In recent time, Samsung Electronics said that it anticipates first-quarter proceeds to come below market prospects due to a weak point in its memory and display businesses. In an authoritarian filing, the largest smartphone manufacturer globally asserted that it predicted a larger-than-anticipated price decline for top memory products owing to seasonal weakness in demand. Those parts are utilized in enterprise servers and mobile handsets. In January, the South Korean technology giant had also circulated the same warning for the last quarter’s gains, operating profit for 3 Months ended December was around $9.67 Billion (10.8 Trillion Korean won), which is down by over 28% from a year ago and 18% less than analysts’ predictions.
Analysts have stated that data center firms purchasing memory chips from Samsung and new chipmakers have reduced their orders in the last few months, after a period of aggressive development. In the meantime, a drop down in smartphone sales has also impacted memory chip sales of Samsung. The semiconductor market decreased by 10.2% in the fourth-quarter of 2018, as per to a note from IHS Markit previously in this month. Analysts at Citi stated in a note in the last week, “The semiconductor sector is undergoing a phase of inventory adjustment, particularly for the distribution channels.” They also added that progress rates of semiconductor sales and overseas sales in Asia have declined sharply from mid-2018 between the U.S.-China trade tensions, a financial slowdown in China, poor-than-anticipated demand for smartphones and a decrease in memory chip price.

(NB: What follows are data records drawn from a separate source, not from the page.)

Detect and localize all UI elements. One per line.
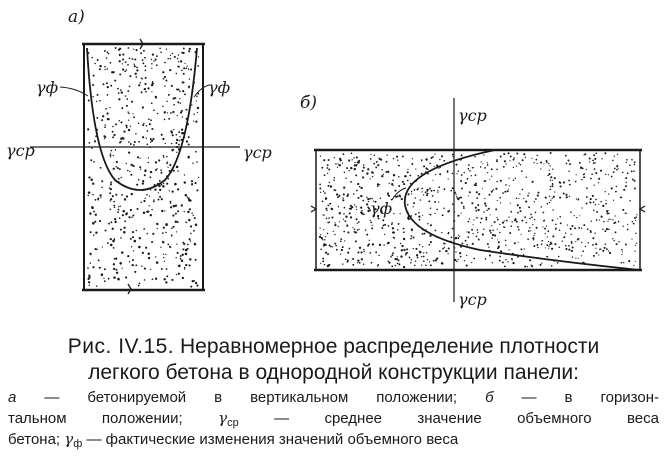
legend-b-cont: тальном положении; bbox=[8, 410, 183, 427]
figure-a-label: а) bbox=[68, 7, 85, 27]
caption-title-line2 bbox=[8, 360, 659, 385]
legend-f-text: — фактические изменения значений объемного веса bbox=[86, 431, 459, 448]
caption-title-line1 bbox=[8, 334, 659, 359]
figure-a-gamma-sr-left: γср bbox=[6, 141, 35, 160]
subscript-f: ф bbox=[73, 438, 83, 450]
subscript-sr: ср bbox=[227, 417, 239, 429]
figure-a-gamma-f-right: γф bbox=[208, 78, 231, 97]
figure-b-leader bbox=[392, 188, 406, 200]
figure-b-gamma-sr-bottom: γср bbox=[458, 290, 487, 309]
caption-legend-line3 bbox=[8, 429, 659, 454]
legend-a-letter: а bbox=[8, 389, 17, 406]
figure-b-label: б) bbox=[300, 93, 318, 113]
legend-a-text: — бетонируемой в вертикальном положении; bbox=[44, 389, 458, 406]
figure-b-gamma-f: γф bbox=[370, 199, 393, 218]
figure-a bbox=[6, 7, 272, 294]
figure-b-gamma-sr-top: γср bbox=[458, 106, 487, 125]
figure-a-density-curve bbox=[87, 48, 197, 190]
caption-title-text-2: легкого бетона в однородной конструкции панели: bbox=[88, 361, 579, 384]
figure-b bbox=[300, 93, 645, 309]
legend-b-text: — в горизон- bbox=[521, 389, 660, 406]
gamma-symbol: γ bbox=[64, 430, 74, 448]
gamma-symbol: γ bbox=[218, 409, 228, 427]
legend-sr-text: — среднее значение объемного веса bbox=[274, 410, 659, 427]
figure-b-concrete-dots bbox=[319, 152, 638, 268]
legend-b-letter: б bbox=[485, 389, 494, 406]
legend-line4-a: бетона; bbox=[8, 431, 61, 448]
figure-a-concrete-dots bbox=[87, 47, 199, 288]
caption-title-text-1: Неравномерное распределение плотности bbox=[180, 335, 600, 358]
legend-gamma-sr bbox=[218, 410, 239, 427]
caption-legend-line1 bbox=[8, 388, 659, 408]
legend-gamma-f bbox=[64, 431, 82, 448]
caption-figure-number: Рис. IV.15. bbox=[67, 335, 175, 358]
figure-a-gamma-sr-right: γср bbox=[243, 143, 272, 162]
figure-a-gamma-f-left: γф bbox=[36, 78, 59, 97]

On a similar note, recently, Samsung was in news as the technology giant foresees a tough year with trade apprehensions and slow growth. Samsung expects a rough year owing to global trade frictions, slowing financial growth, and less demand for memory chips by data center firms, the company’s co-chief executive asserted. Co-Chief Executive Kim Ki-nam stated, “We are anticipating several difficulties in 2019 like slowing growth in top economies and fears over global trade conflicts.”